We say that protein 'B' matches a subset of peptides. Mascot Parser allows you to treat these subset matches in three separate ways:

Display the proteins that matched a subset of the peptides 'under' the main protein. For the standard Mascot Server reports, this is implemented by specifying "ShowSubSets 1" in the Options section of mascot.dat. In Mascot Parser, specify MSRES_SHOW_SUBSETS when creating the ms_peptidesummary or ms_proteinsummary object.
Discard the proteins that matched a subset of the peptides 'under' the main protein. For the standard Mascot Server reports, this is implemented by specifying "ShowSubSets 0" in the Options section of mascot.dat. In Mascot Parser, do not specify MSRES_SHOW_SUBSETS when creating the ms_peptidesummary or ms_proteinsummary object.
Treat proteins that matched a subset of the peptides as separate, unique proteins with no relation to the main protein. In Mascot Parser, specify MSRES_SUBSETS_DIFF_PROT when creating the ms_peptidesummary or ms_proteinsummary object.

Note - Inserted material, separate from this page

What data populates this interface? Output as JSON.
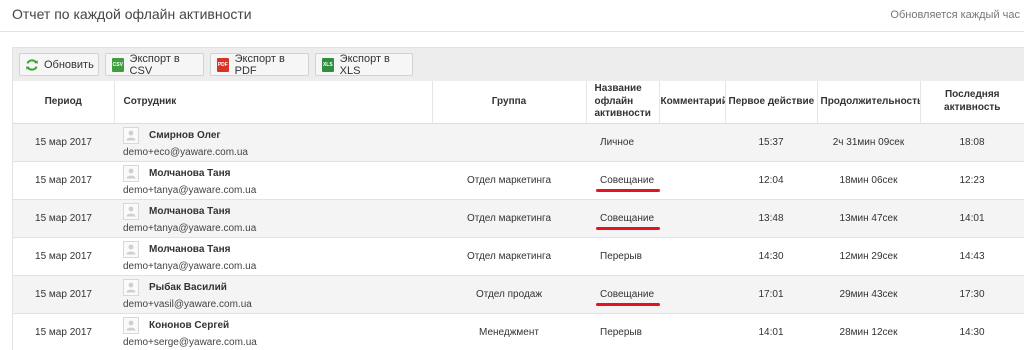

If you have a primary hit with (say) 100 peptide matches, you may be very interested in subset proteins with 99 matches, but not in ones that have 1 or 2 matches; these just clutter up the report if you use MSRES_SHOW_SUBSETS. On the other hand, if you have a primary hit with (say) 2 peptide matches, you are more likely to be interested in sub-set proteins with just 1 match. The function ms_mascotresults::setSubsetsThreshold() was introduced in Mascot 2.2 to facilitate including or removing these less interesting subset proteins.